What? I've gotten RDP, VNC, and SPICE working fine on Wayland. And if you need app-level displays then waypipe worked fine the last time I used it. I've been running Proxmox containers with Wayland just fine, too.

Any particular use case that benefits from what Xorg was uniquely capable of networking-wise (network transparency, afaik?) of is quite niche and development effort twoards that end has always reflected that!

I've not been able to find the git or project repo/writeup of "Wayland on Wires". Though i do vaguely feel like I saw it somewhere.

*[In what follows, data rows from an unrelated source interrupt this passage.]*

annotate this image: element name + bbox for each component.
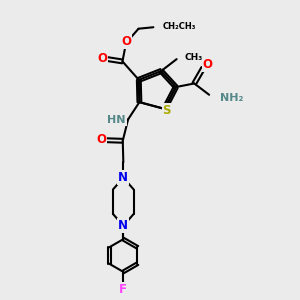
Text: HN: HN bbox=[107, 115, 126, 125]
Text: F: F bbox=[119, 283, 127, 296]
Text: N: N bbox=[118, 171, 128, 184]
Text: O: O bbox=[96, 133, 106, 146]
Text: S: S bbox=[163, 104, 171, 117]
Text: O: O bbox=[98, 52, 107, 65]
Text: CH₂CH₃: CH₂CH₃ bbox=[163, 22, 196, 31]
Text: NH₂: NH₂ bbox=[220, 93, 244, 103]
Text: O: O bbox=[121, 35, 131, 48]
Text: N: N bbox=[118, 219, 128, 232]
Text: O: O bbox=[203, 58, 213, 71]
Text: CH₃: CH₃ bbox=[185, 53, 203, 62]
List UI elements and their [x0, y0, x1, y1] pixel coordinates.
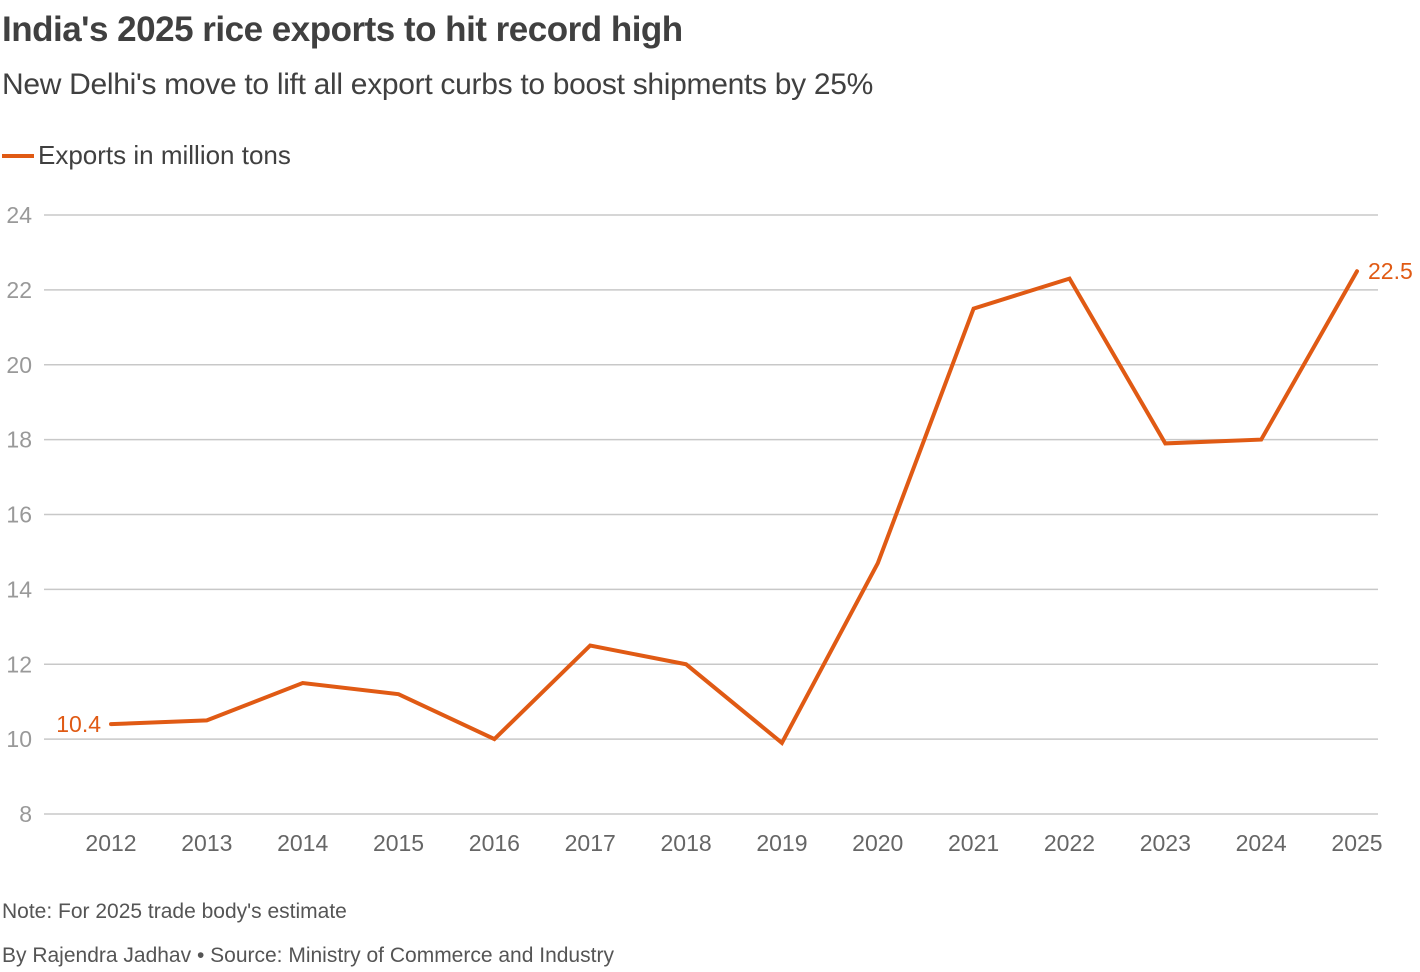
x-tick-label: 2012 — [85, 830, 136, 856]
y-tick-label: 14 — [6, 576, 32, 602]
y-axis-ticks: 8 10 12 14 16 18 20 22 24 — [6, 202, 32, 827]
legend-label-exports: Exports in million tons — [38, 140, 291, 170]
x-tick-label: 2018 — [660, 830, 711, 856]
legend-swatch-exports — [2, 153, 34, 158]
x-tick-label: 2013 — [181, 830, 232, 856]
data-labels: 10.4 22.5 — [56, 258, 1413, 737]
x-tick-label: 2014 — [277, 830, 328, 856]
data-label: 10.4 — [56, 711, 101, 737]
x-tick-label: 2022 — [1044, 830, 1095, 856]
y-tick-label: 16 — [6, 502, 32, 528]
x-tick-label: 2023 — [1140, 830, 1191, 856]
series-line — [109, 269, 1359, 746]
data-label: 22.5 — [1368, 258, 1413, 284]
x-tick-label: 2019 — [756, 830, 807, 856]
x-axis-ticks: 2012 2013 2014 2015 2016 2017 2018 2019 2020 2021… — [85, 830, 1382, 856]
y-tick-label: 18 — [6, 427, 32, 453]
x-tick-label: 2024 — [1236, 830, 1287, 856]
series-exports — [109, 269, 1359, 746]
credit-source: By Rajendra Jadhav • Source: Ministry of… — [2, 944, 614, 967]
x-tick-label: 2015 — [373, 830, 424, 856]
x-tick-label: 2021 — [948, 830, 999, 856]
y-tick-label: 22 — [6, 277, 32, 303]
chart-subtitle: New Delhi's move to lift all export curb… — [2, 68, 874, 101]
x-tick-label: 2020 — [852, 830, 903, 856]
x-tick-label: 2017 — [565, 830, 616, 856]
y-tick-label: 8 — [19, 801, 32, 827]
gridlines — [44, 214, 1378, 815]
legend: Exports in million tons — [2, 140, 291, 171]
y-tick-label: 24 — [6, 202, 32, 228]
footnote: Note: For 2025 trade body's estimate — [2, 900, 347, 923]
y-tick-label: 12 — [6, 651, 32, 677]
y-tick-label: 10 — [6, 726, 32, 752]
y-tick-label: 20 — [6, 352, 32, 378]
x-tick-label: 2025 — [1331, 830, 1382, 856]
chart-title: India's 2025 rice exports to hit record … — [2, 10, 683, 49]
x-tick-label: 2016 — [469, 830, 520, 856]
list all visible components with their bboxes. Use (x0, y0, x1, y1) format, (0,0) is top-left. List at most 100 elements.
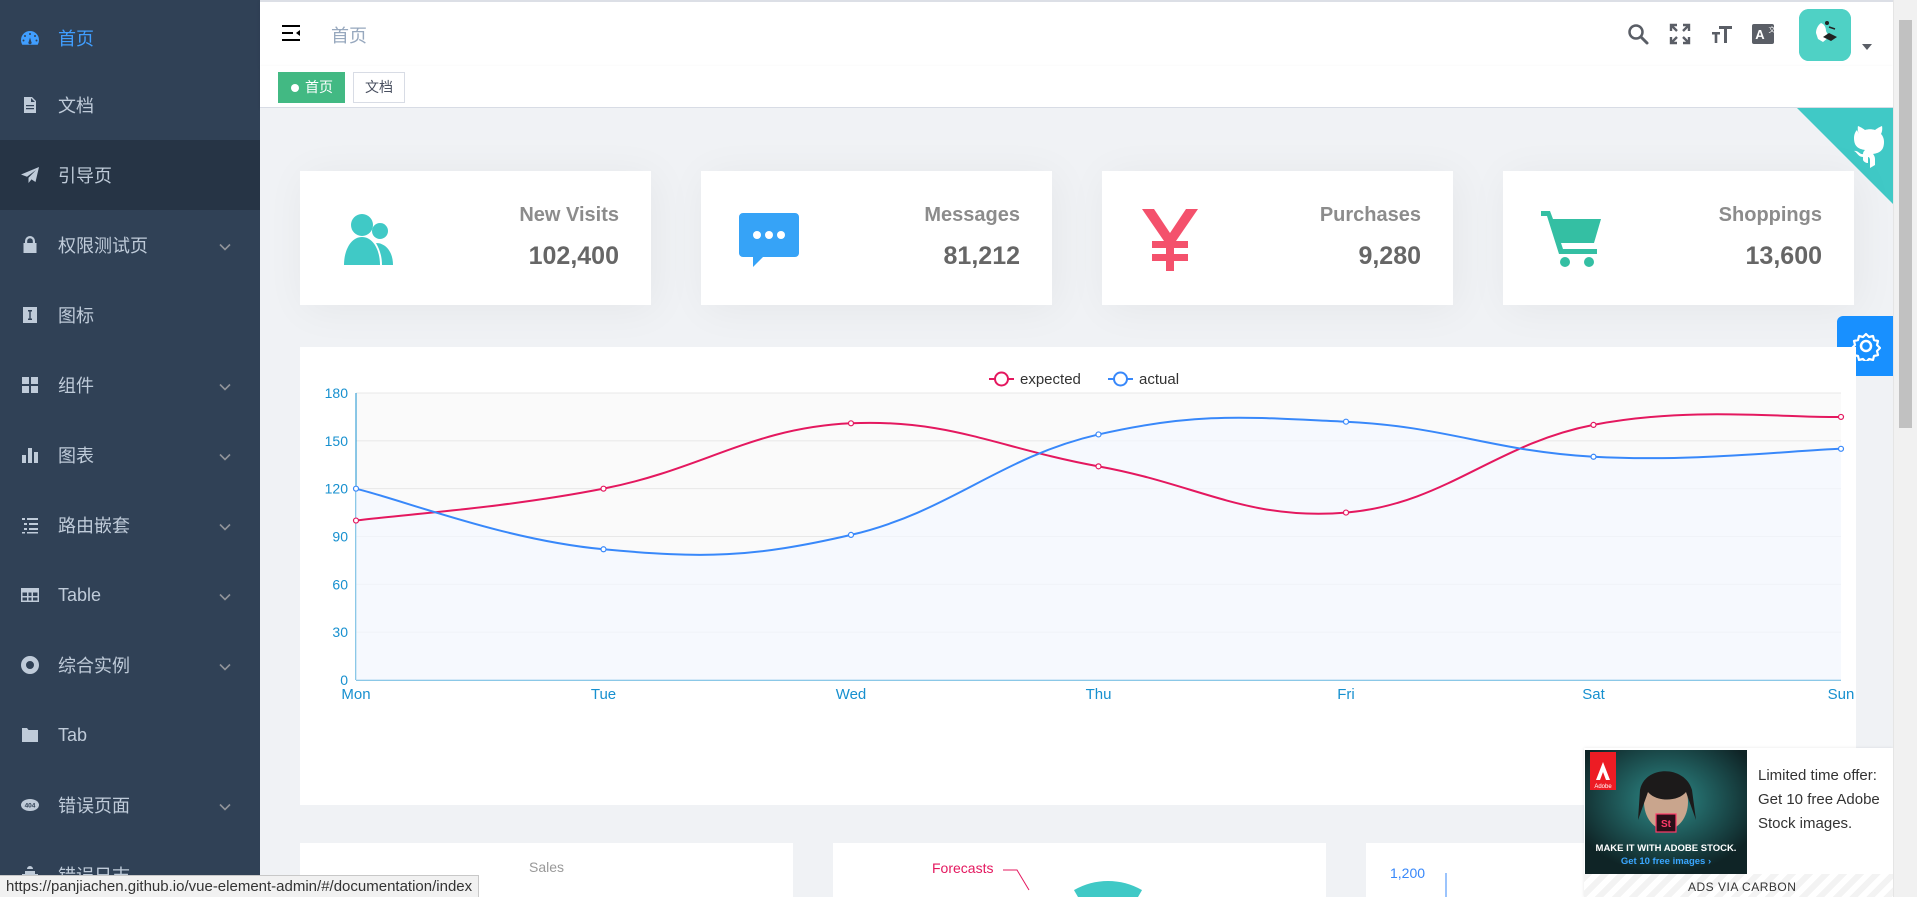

But I suppose me and my ongoing computer science degree and shared family hobby of IT simply hasn't reached Real Linux User levels yet. I must sharpen my Bash Blade for another 1000 years...

Since that's the case, I suppose I must defer to your Infinitely Endless Wisdom as a True Linux User. I beg of thee, answer my Most Piteous Questions...:

  1. What do you use Xorg's networking functionality for?
  2. What is ""real"" Linux work?
  3. Why can't you use Wayland for that?
  4. Have you heard of Waypipe? Have you used it?
in reply to Nanook

If I had a nickel for every time someone ignored me just to say something I directly address...

You are pretty blatantly referencing X11 Forwarding / Network Transparency.

I can't reasonably assume you actually read anything I say, but to briefly reiterate:

Checkout Waypipe. Here's a direct quote from the README:

Waypipe is a proxy for Wayland clients. It forwards Wayland messages and serializes changes to shared memory buffers over a single socket. This makes application forwarding similar to ssh -X feasible.


Have you tried this? What is disatisfactory about it? And if all else fails, is there really ANY problem with simply using VNC/etc? What real-world problem do you have that is uniquely solved with this?